Mitigation: Graceful degradation for non-critical services. Market data provider fallback chain (4 providers). Manual trading remains available even if AI services are down. Kill switch for emergency halt.

20.6 Key Management

Risk: Compromise of server signer or hot wallet key.

Mitigation: Restrictive signer policies limit what the server signer can do. Contract allowlist prevents unauthorized transfers. Per-transaction and per-day spending limits. All signer operations logged. Secrets stored in GCP Secret Manager with IAM-based access control.

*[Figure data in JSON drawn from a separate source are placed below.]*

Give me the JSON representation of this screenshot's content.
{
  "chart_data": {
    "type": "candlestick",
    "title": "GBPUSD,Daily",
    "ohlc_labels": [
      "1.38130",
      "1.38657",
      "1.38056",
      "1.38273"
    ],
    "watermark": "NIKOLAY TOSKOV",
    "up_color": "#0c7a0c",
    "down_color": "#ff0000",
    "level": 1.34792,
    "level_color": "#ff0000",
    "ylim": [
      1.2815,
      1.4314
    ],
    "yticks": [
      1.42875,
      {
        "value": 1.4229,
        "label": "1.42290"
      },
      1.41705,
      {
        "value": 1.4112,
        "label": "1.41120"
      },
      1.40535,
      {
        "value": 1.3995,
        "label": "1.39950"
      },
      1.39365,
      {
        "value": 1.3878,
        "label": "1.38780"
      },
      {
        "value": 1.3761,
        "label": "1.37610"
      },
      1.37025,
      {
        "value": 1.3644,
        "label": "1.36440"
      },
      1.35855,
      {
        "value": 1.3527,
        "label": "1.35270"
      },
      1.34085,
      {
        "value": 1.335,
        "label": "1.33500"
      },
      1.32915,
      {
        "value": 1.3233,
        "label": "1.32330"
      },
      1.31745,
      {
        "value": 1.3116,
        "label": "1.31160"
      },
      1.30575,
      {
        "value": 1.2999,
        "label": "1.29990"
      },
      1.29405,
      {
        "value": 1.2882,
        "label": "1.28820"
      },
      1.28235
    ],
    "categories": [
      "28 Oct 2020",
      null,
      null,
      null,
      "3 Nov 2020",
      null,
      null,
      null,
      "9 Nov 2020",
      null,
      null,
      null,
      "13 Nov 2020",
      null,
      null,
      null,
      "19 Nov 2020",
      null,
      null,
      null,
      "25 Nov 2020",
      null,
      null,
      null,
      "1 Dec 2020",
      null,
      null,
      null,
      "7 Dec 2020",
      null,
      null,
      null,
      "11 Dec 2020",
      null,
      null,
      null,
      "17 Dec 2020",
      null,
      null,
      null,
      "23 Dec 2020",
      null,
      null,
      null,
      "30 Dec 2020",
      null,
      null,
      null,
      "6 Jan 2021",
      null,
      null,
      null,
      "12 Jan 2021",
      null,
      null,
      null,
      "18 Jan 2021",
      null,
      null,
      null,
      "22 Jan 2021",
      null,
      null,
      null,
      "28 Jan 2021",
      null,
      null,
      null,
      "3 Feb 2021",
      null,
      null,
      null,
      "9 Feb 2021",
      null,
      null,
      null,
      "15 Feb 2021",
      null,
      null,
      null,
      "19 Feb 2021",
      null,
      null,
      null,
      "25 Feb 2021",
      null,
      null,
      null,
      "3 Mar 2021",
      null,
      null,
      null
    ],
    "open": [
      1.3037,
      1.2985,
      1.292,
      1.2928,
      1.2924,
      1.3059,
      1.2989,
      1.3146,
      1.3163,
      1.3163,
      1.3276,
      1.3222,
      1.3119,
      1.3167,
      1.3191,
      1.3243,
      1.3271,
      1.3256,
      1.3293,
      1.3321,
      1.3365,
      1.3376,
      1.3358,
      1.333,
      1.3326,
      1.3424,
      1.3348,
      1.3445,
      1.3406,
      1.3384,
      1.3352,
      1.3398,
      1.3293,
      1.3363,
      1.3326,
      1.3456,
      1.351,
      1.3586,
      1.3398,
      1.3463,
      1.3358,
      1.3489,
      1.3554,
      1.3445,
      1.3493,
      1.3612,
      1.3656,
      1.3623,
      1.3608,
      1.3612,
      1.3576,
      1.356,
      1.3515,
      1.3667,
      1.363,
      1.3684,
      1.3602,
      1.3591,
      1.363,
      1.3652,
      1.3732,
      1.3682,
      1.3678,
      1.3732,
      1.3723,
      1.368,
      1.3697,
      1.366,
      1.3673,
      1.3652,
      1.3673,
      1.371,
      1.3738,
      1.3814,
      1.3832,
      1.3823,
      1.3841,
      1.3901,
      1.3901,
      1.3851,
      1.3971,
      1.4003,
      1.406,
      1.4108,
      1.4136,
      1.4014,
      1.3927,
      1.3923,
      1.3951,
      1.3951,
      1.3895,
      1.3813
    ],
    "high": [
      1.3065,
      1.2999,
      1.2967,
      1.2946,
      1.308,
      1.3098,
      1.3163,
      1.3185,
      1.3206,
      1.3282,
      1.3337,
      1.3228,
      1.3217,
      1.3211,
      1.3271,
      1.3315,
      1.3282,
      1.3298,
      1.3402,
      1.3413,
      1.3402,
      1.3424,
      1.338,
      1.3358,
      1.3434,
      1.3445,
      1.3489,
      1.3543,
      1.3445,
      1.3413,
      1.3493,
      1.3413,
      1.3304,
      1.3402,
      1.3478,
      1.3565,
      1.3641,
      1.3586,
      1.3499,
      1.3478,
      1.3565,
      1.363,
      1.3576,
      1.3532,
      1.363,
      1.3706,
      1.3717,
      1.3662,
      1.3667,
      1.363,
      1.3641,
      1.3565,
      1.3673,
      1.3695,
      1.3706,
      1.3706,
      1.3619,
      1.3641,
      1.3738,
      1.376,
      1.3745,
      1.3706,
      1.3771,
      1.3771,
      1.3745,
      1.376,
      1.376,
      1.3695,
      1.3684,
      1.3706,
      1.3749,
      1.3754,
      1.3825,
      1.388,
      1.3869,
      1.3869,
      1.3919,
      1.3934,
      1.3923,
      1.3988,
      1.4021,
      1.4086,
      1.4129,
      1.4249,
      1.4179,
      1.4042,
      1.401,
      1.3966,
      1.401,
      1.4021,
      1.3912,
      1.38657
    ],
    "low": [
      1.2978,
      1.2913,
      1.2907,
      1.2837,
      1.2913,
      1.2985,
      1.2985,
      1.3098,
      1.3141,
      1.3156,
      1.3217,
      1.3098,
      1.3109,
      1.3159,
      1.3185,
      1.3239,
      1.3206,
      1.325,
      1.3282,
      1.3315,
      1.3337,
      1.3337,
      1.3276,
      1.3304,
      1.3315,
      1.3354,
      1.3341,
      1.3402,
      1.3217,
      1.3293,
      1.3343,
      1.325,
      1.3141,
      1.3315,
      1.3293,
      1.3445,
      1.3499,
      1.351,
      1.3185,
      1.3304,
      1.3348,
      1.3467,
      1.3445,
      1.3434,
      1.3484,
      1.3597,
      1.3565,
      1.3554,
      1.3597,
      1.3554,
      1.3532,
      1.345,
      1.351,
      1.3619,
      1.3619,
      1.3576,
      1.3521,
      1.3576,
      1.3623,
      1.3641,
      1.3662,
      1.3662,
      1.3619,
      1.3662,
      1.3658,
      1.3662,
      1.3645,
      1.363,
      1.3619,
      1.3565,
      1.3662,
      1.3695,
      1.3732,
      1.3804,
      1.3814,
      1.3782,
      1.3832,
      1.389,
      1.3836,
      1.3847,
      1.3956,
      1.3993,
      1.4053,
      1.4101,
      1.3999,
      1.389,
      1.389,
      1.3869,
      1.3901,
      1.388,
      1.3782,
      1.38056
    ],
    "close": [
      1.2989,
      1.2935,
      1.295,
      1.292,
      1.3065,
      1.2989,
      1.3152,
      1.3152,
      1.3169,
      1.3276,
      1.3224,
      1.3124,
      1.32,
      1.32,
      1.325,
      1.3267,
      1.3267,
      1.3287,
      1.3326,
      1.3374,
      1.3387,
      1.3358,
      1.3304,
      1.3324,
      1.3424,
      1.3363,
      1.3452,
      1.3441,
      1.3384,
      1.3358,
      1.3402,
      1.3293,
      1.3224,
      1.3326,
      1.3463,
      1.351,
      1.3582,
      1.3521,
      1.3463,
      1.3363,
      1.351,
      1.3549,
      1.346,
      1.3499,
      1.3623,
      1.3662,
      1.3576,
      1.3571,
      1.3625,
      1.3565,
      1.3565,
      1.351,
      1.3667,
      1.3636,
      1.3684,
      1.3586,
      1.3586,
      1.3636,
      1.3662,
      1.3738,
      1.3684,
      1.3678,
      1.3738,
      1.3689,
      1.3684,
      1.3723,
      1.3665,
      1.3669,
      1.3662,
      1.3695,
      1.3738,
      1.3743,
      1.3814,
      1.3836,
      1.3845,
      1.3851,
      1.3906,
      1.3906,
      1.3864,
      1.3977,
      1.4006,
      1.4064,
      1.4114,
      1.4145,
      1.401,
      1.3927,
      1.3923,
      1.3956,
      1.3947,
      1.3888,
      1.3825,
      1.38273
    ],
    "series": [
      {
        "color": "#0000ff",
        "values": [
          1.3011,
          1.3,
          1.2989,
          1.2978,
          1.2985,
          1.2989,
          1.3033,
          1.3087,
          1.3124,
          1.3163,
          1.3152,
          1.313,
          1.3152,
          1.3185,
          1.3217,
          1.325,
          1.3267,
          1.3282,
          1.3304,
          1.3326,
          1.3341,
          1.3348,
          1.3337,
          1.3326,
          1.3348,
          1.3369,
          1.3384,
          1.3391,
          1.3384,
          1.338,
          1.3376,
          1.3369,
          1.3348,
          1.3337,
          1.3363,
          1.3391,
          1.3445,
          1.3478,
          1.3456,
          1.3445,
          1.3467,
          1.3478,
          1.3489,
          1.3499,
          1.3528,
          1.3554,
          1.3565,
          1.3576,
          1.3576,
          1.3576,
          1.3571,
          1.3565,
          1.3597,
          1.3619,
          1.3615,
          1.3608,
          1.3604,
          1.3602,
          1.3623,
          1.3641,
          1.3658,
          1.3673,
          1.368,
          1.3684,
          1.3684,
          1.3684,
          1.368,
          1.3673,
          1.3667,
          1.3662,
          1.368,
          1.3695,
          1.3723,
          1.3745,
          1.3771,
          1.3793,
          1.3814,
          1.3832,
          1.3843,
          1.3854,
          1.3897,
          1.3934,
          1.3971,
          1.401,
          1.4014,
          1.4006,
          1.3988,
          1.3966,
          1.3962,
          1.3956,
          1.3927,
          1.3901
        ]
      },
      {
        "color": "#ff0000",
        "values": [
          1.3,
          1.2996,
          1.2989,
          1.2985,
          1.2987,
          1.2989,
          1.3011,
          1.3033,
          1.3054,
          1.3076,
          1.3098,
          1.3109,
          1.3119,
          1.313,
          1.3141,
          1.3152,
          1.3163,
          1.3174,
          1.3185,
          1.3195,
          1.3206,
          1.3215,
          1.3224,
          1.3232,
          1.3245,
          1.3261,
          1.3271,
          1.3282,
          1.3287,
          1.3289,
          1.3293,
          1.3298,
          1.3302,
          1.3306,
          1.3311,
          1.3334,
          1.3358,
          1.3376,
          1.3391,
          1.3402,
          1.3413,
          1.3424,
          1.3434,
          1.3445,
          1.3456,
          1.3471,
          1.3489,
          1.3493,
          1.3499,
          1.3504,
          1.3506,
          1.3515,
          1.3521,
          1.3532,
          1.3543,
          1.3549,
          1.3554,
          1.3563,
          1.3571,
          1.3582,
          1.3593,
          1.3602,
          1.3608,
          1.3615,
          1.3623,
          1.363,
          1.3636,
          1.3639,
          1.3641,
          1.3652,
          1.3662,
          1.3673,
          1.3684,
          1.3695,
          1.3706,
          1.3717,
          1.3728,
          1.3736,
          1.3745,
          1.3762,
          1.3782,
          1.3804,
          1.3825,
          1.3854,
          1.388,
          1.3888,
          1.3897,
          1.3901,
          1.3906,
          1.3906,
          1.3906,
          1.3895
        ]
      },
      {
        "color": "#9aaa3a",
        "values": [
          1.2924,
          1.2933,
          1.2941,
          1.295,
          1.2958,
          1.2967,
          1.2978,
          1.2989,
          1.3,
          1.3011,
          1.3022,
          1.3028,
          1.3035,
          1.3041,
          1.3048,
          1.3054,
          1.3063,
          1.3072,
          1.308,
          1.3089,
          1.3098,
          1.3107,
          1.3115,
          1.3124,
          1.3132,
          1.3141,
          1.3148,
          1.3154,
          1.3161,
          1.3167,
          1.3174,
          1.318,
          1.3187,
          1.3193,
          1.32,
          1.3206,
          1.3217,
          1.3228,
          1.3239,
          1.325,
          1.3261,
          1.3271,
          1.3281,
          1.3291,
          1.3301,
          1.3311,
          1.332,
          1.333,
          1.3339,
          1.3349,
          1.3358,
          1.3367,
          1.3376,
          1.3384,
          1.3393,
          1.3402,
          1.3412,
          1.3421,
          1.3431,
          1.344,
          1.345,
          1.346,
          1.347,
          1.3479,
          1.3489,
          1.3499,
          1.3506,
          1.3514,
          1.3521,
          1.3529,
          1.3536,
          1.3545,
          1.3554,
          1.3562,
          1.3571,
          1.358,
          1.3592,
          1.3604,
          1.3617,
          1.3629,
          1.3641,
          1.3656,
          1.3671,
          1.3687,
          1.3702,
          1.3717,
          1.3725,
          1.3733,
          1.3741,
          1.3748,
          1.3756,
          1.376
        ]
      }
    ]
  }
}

FutureWallet reimagines the trading experience by combining the self-custody guarantees of crypto wallets with the intelligence of AI agents. Users interact through natural language, delegate to personality-driven trading strategies, and maintain full ownership of their assets throughout.

The platform is built for progressive trust — starting with manual, human-approved trades and gradually enabling autonomous AI execution as users gain confidence. Every trade passes through rigorous safety checks, every decision is explainable, and every action is auditable.

By bridging tokenized traditional assets and crypto through a single, intelligent interface, FutureWallet makes sophisticated investment strategies accessible to anyone who can type “buy $10 of Tesla.”